In this study, we examined whether familiarity with objects aids recognition by guiding information selection, as measured by the locations of the eyes. If this hypothesis is true, then eye fixations should move to more informative parts of an image as a subject gains experience recognizing an object. As an alternative, we consider the possibility that familiarity does not aid information selection, but instead improves the amount of information extracted at a given location. We test between these two accounts by using a formal model to evaluate the information available at fixation locations selected by human observers as they practice and improve in an object recognition task. Subjects searched for objects in noisy displays, a task which required them to make eye movements. Importantly, the size and composition of the objects relative to the background made certain parts of the object formally more diagnostic of its presence. If familiarity affects information selection, then more diagnostic object parts should be fixated more frequently as object search experience increases.
Results
Stimulus Generation and Task
We used an object localization paradigm to test whether practice with a target object allowed observers to move their eyes to more informative image regions, or whether it increased their ability to extract information from a given region.

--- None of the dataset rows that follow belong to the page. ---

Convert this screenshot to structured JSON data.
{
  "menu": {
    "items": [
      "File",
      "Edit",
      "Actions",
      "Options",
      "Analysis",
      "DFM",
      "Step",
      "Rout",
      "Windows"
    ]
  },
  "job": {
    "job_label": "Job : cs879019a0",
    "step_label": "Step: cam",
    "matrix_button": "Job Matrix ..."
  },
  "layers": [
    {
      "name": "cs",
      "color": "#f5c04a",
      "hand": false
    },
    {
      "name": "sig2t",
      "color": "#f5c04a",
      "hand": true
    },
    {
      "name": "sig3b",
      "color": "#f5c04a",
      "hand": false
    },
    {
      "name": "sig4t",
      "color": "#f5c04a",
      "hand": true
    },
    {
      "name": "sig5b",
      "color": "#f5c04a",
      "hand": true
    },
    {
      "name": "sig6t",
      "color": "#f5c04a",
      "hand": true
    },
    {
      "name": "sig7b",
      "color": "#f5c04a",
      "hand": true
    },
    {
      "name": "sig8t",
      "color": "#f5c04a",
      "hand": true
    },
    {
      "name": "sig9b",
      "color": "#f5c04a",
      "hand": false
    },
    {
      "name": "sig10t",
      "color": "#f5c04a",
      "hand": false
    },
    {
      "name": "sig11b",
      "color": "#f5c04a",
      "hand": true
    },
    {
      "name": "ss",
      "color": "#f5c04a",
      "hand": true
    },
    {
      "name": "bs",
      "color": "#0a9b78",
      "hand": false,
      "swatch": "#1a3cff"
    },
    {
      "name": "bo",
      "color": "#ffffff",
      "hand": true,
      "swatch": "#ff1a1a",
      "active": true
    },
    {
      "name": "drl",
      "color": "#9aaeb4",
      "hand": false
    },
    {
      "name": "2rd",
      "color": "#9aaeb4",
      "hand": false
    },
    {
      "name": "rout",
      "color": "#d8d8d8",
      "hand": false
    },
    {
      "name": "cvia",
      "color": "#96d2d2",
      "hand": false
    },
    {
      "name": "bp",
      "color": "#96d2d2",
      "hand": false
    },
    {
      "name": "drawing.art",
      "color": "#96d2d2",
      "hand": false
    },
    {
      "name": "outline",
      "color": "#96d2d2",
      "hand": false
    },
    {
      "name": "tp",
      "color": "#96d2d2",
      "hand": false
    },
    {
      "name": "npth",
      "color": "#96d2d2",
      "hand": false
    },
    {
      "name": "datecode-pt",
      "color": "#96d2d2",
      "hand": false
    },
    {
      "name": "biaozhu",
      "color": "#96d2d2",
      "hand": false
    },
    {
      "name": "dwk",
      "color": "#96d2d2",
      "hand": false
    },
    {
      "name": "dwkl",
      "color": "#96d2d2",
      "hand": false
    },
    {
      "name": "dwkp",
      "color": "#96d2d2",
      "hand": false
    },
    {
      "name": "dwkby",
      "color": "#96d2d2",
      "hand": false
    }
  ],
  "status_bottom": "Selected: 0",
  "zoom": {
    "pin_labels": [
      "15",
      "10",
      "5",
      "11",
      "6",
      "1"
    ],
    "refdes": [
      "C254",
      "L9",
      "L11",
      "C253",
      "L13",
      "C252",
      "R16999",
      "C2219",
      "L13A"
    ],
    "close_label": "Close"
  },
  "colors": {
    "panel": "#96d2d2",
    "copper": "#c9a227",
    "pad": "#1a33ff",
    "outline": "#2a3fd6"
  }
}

The stimuli and task were designed to capture properties of natural complex scenes, while simultaneously being unfamiliar enough to allow for large amounts of learning. To make the search task difficult, yet tractable for an ideal observer, we fragmented objects into contours and embedded them in a background of similar contour fragments (Figure 1). The full image formation model is described in the methods section. The objects were randomly positioned on a grid that contained a randomly drawn fragment in each cell. Objects covered on average 23% of the image, or about 11×11 deg2 of the observers’ field of view (see Methods , and object templates in Figure 1A). As a control, all images were evaluated using the saliency toolbox [14] to test if the most salient image area also indicated object location. The saliency algorithm performed at chance, suggesting that basic visual attributes were insufficient to indicate object location in the images. To locate the object then required integrating multiple object features. The subjects’ task was to search for a cued object in the grid and respond by fixating upon it (trial procedure displayed in Figure 1C).
Empirical Results: Object Search
To test how familiarity affects information extraction we recorded the eye movements of eight participants as they searched for fragmented objects (one at a time) in 600 images across three sessions. First, we established that participants generally improved in their search performance by testing search speed and accuracy across the three daily sessions (see Figure 2). Mean number of fixations until response went from 13.1, to 5.5 and 4.7 days 1 through 3. The decrease was statistically reliable, F(2,7) = 27.8, p<.0001. The corresponding response time trial averages were 4.2 s, 1.8 s and 1.5 s for days 1 through 3. The response time decrease was also statistically reliable, F(2,7) = 32.8, p<.0001. This did not reflect a speed accuracy trade-off, as hit rate at the end of the trial (determined by fixating on the object at button press) remained almost constant; at approximately M = .92 on each session. As seen in Figure 2B, hit rate per fixation improved across sessions. The location of the final fixation (i.e., at recognition) also remained relatively constant. Distance from the object center was on average 4.66, 4.54 and 4.61 degrees days 1 through 3 (F <1). Saccade amplitude was also relatively unaffected by learning, with means of 5.1, 5.1 and 5.5 on days 1 through 3 (F(2,14) = 2.33, p>.13).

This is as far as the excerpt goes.